Can every even Semiprime greater than 6 be represented as the sum of 2 distinct primes?

Can we represent every even Semiprime number greater than 6 as the summation of 2 distinct prime numbers?

As far as I can do manually I found out that this is true. Please help me derive this using the Goldbach's conjecture or otherwise.

• Once you have a proof of that, one might hope it could be easy to extend it to a proof of the full Goldbach conjecture... – Henning Makholm Aug 24 '16 at 10:10
• @HenningMakholm can this be derived from the Goldbach's Conjecture?

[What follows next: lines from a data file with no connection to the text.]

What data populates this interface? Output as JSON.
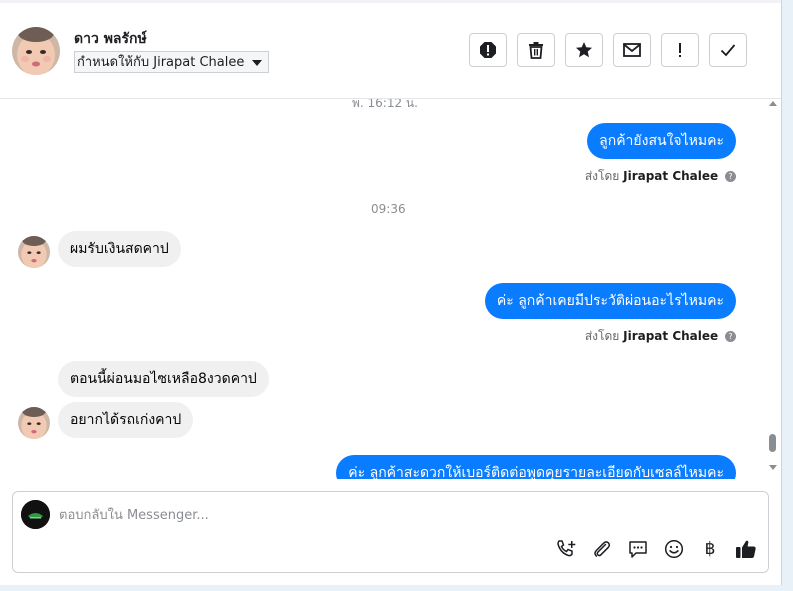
{
  "header": {
    "contact_name": "ดาว พลรักษ์",
    "assign_label": "กำหนดให้กับ Jirapat Chalee",
    "actions": [
      "spam-icon",
      "trash-icon",
      "star-icon",
      "envelope-icon",
      "exclamation-icon",
      "check-icon"
    ]
  },
  "thread": {
    "timestamp_prev": "พ. 16:12 น.",
    "timestamp_today": "09:36",
    "sent_by_prefix": "ส่งโดย",
    "sent_by_name": "Jirapat Chalee",
    "messages": [
      {
        "from": "page",
        "text": "ลูกค้ายังสนใจไหมคะ"
      },
      {
        "from": "customer",
        "text": "ผมรับเงินสดคาป"
      },
      {
        "from": "page",
        "text": "ค่ะ ลูกค้าเคยมีประวัติผ่อนอะไรไหมคะ"
      },
      {
        "from": "customer",
        "text": "ตอนนี้ผ่อนมอไซเหลือ8งวดคาป"
      },
      {
        "from": "customer",
        "text": "อยากได้รถเก่งคาป"
      },
      {
        "from": "page",
        "text": "ค่ะ ลูกค้าสะดวกให้เบอร์ติดต่อพูดคุยรายละเอียดกับเซลล์ไหมคะ"
      }
    ]
  },
  "composer": {
    "placeholder": "ตอบกลับใน Messenger...",
    "value": "",
    "tools": [
      "call-add-icon",
      "attachment-icon",
      "saved-reply-icon",
      "emoji-icon",
      "baht-icon",
      "like-icon"
    ],
    "baht_symbol": "฿"
  },
  "colors": {
    "outgoing_bubble": "#0a7cff",
    "incoming_bubble": "#f0f0f0",
    "background": "#e8f1f8"
  }
}
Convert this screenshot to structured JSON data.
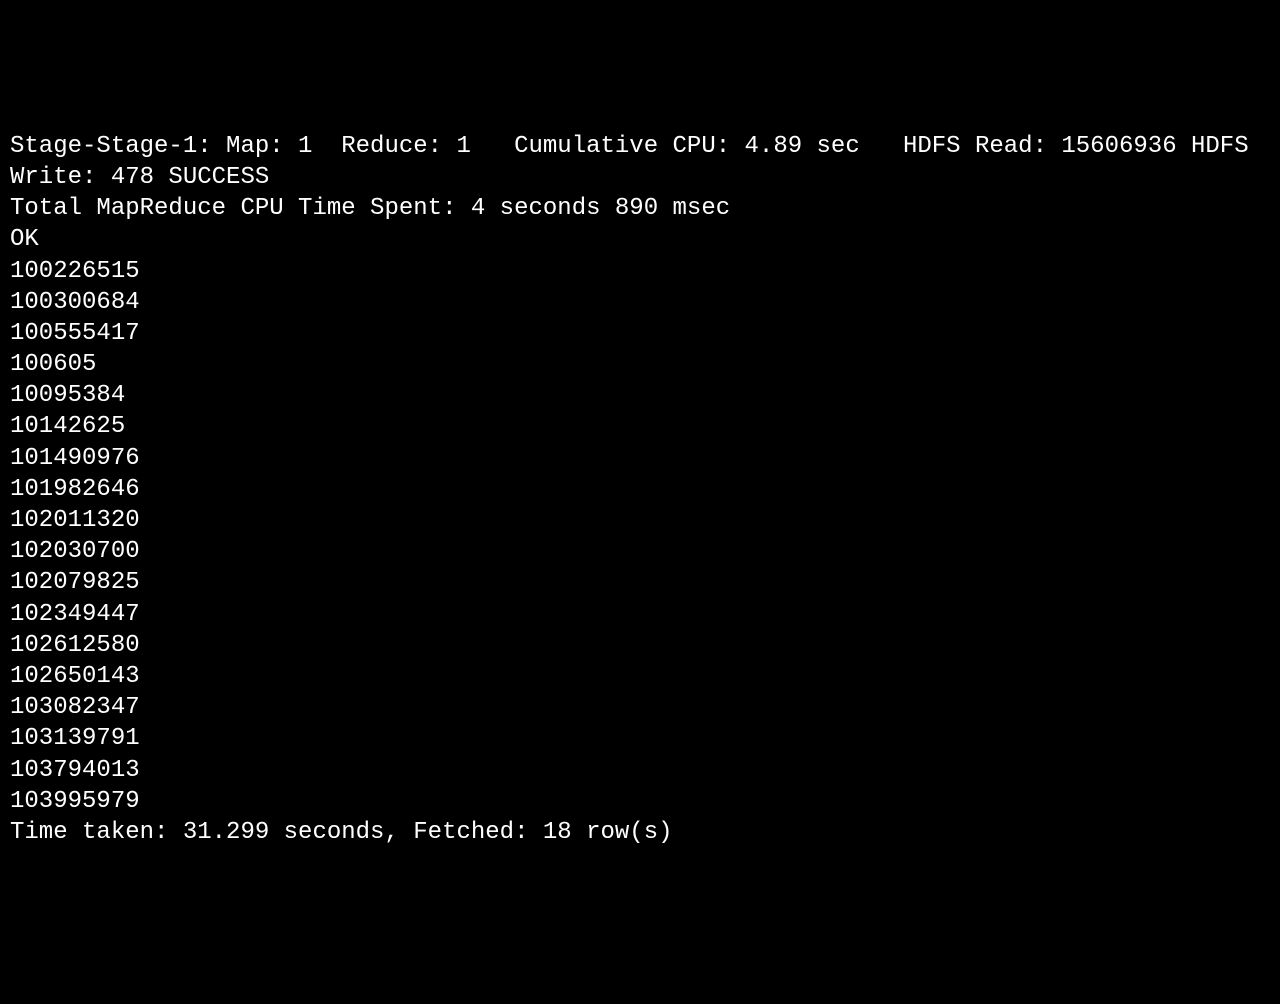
{
  "terminal": {
    "stage_line": "Stage-Stage-1: Map: 1  Reduce: 1   Cumulative CPU: 4.89 sec   HDFS Read: 15606936 HDFS Write: 478 SUCCESS",
    "cpu_time_line": "Total MapReduce CPU Time Spent: 4 seconds 890 msec",
    "ok_line": "OK",
    "results": [
      "100226515",
      "100300684",
      "100555417",
      "100605",
      "10095384",
      "10142625",
      "101490976",
      "101982646",
      "102011320",
      "102030700",
      "102079825",
      "102349447",
      "102612580",
      "102650143",
      "103082347",
      "103139791",
      "103794013",
      "103995979"
    ],
    "time_taken_line": "Time taken: 31.299 seconds, Fetched: 18 row(s)"
  }
}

Sorry I will edit my question excluding the word proof. – slhulk Aug 24 '16 at 10:12
• Yes, $10=7+3$..... You should probably change "any" to "every" though – barak manos Aug 24 '16 at 10:16
• x @slhuk, it's not exactly the Goldbach conjecture, but it's close -- generally, by experiment, the number of ways a given even number can be expressed as a sum of two primes appears grow towards infinity, but we cannot even prove that it's always $\ge 1$. Proving that for numbers of the particular form $2p$ it is $\ge 2$ would appear to be of the same order of difficulty. – Henning Makholm Aug 24 '16 at 10:17
• @HenningMakholm if the number of pairs appear to grow towards infinity is it always the case that 2 distinct pairs exist for every number greater than 6? can this be derived using GC? – slhulk Aug 24 '16 at 10:23

Ignoring the Goldbach Conjecture, here is my take on the question. I assume that for "even semiprime" you mean $2p$, where $p$ is an odd prime.

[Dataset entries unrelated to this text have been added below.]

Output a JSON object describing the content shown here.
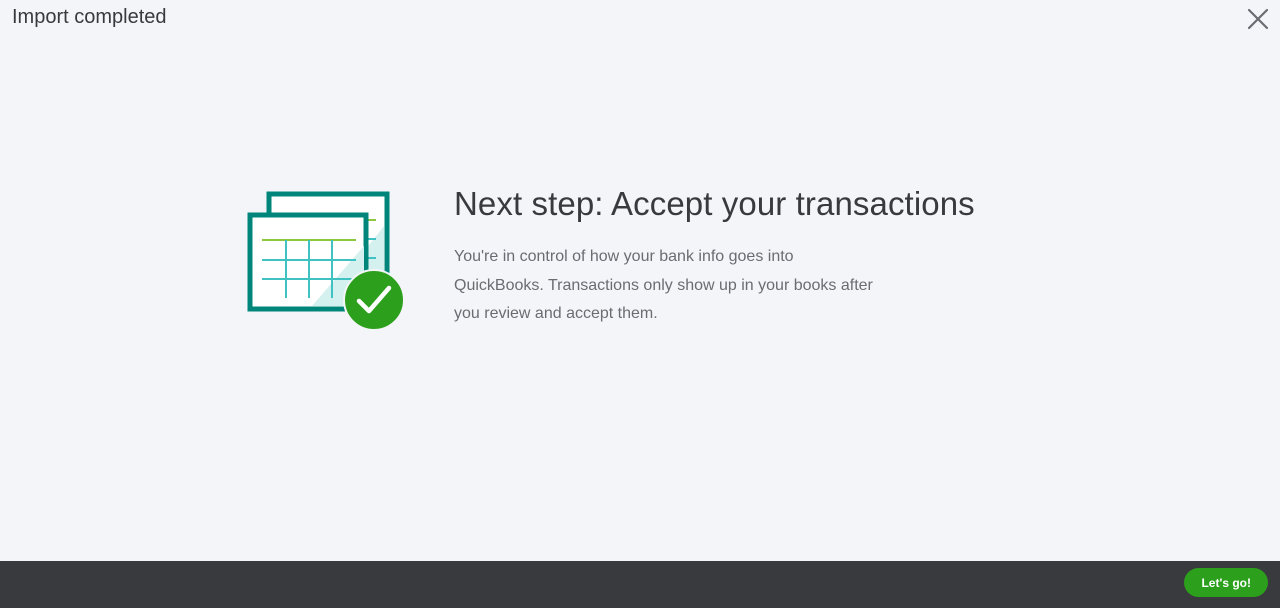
{
  "dialog": {
    "title": "Import completed",
    "close_icon": "close-icon"
  },
  "main": {
    "illustration_icon": "spreadsheet-check-icon",
    "headline": "Next step: Accept your transactions",
    "body": "You're in control of how your bank info goes into QuickBooks. Transactions only show up in your books after you review and accept them."
  },
  "footer": {
    "primary_button_label": "Let's go!"
  },
  "colors": {
    "background": "#f4f5f8",
    "footer": "#393a3d",
    "primary": "#2ca01c",
    "teal": "#00857a",
    "text": "#393a3d",
    "muted_text": "#6b6c72"
  }
}
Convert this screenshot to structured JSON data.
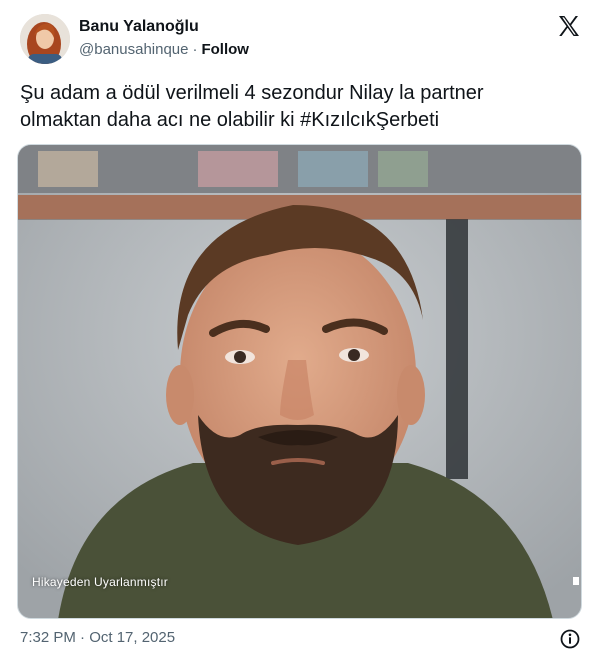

Note that $2p\equiv$ {0, 2, 4} (mod 6). We want $2p=n+k$, where $n,k$ are primes. Now we know that all primes greater than 3 have the form $6m±1$, $m\in \mathbb{N}$. In other words, $n\equiv$ {1, 5} (mod 6) and $k\equiv$ {1, 5} (mod 6).

Adding $n+k=2p$, there are three cases:

$n+k\equiv$ 0 (mod 6) $\rightarrow$ this is the sum of $1+5$ ($n\equiv$ 1 and $k\equiv$ 5 or vice versa)
$n+k\equiv$ 2 (mod 6) $\rightarrow$ this is the sum of $1+1$ (both $n$, $k\equiv$ 1)
$n+k\equiv$ 4 (mod 6) $\rightarrow$ this is the sum of $5+5$ (both $n$, $k\equiv$ 5)

Therefore all possible cases are covered. All we have to do is verify that our choice of $n$ and $k$ are prime. If $2p$ is large enough, there should be enough choices that there will be at least one pair of primes to choose for $n$ and $k$.